Ma chi può descrivere gli straordinari spazi di libertà che si aprirebbero ai poveri se potessero disporre di un po' di denaro da spendere?

Al confronto - se vogliamo parlare di libertà - quella che il fisco sottrae ai ricchi è ben poca cosa... Infine, quando tutti gli altri metodi si dimostrano vani, possiamo sempre ricorrere alla rimozione psicologica: una tendenza che ci accomuna tutti, anche se si manifesta nei modi più diversi. Grazie a questo meccanismo, spesso si evita di pensare alla corsa agli armamenti, che ci sta trascinando verso la probabile estinzione dell'umanità.

Lo stesso processo di rimozione scatta per consentirci di non pensare ai tanti che vivono nell'indigenza, in Etiopia come a Los Angeles o nel Bronx meridionale. Spesso ci consigliano di coltivare pensieri positivi...

Questi i metodi moderni per evitare di preoccuparci dei poveri. Tutti coloro che ci hanno suggerito questi espedienti - da Bentham a Malthus e a Spencer - tranne forse l'ultimo, hanno dato prova di una grande inventiva. Evidentemente, nel nostro tempo uno spirito autenticamente compassionevole, e un conseguente sforzo dei pubblici poteri, rappresenterebbe una norma di comportamento e d'azione molto più scomoda e difficile.

Eppure è questo l'unico atteggiamento compatibile con una civiltà degna di questo nome. Ed è in definitiva, tra tutte le norme di comportamento, la più prudente e «conservatrice». Non è un paradosso. Il soddisfacimento dei bisogni è infatti antitetico al malcontento sociale, con tutte le sue temibili conseguenze. Se saremo in grado di applicare questo concetto, trasformandolo il più possibile in norma universale, difenderemo e rafforzeremo la pace sociale e politica. Non è questa la prima aspirazione di ogni conservatore?

NOTE


[1] Estratto da “Le monde Diplomatique” edizione italiana – ottobre 2005.

Questo testo è stato pubblicato per la prima volta da Harper's Magazine nel suo numero del novembre 1985.
(Traduzione di E. H.)

[2] Presidente del Consiglio direttivo dell'associazione Economists Allied for Arms Reduction, direttore del Progetto sulle disuguaglianze all'Università del Texas, docente alla Lyndon B. Johnson School of Public Affairs dell'Università del Texas ad Austin, responsabile della ricerca al Levy Economics Institute.
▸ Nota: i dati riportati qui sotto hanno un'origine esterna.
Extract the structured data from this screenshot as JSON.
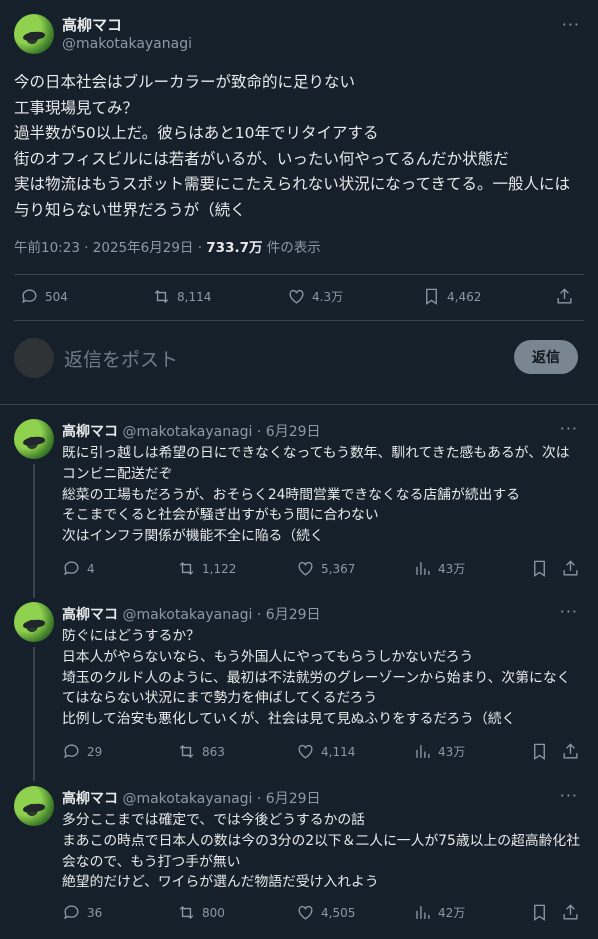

[3] L'economista Milton Friedman è, insieme a Friedrich von Hayek, uno dei pilastri della scuola di Chicago. A partire dagli anni '60, i «Chicago boys» hanno diffuso nel mondo le idee neoliberiste, dagli Stati uniti di Ronald Reagan al Regno unito di Margaret Thatcher, passando per il Cile di Augusto Pinochet. Il libro di riferimento del professor Friedman è Capitalismo e libertà, Studio Tesi, 1995.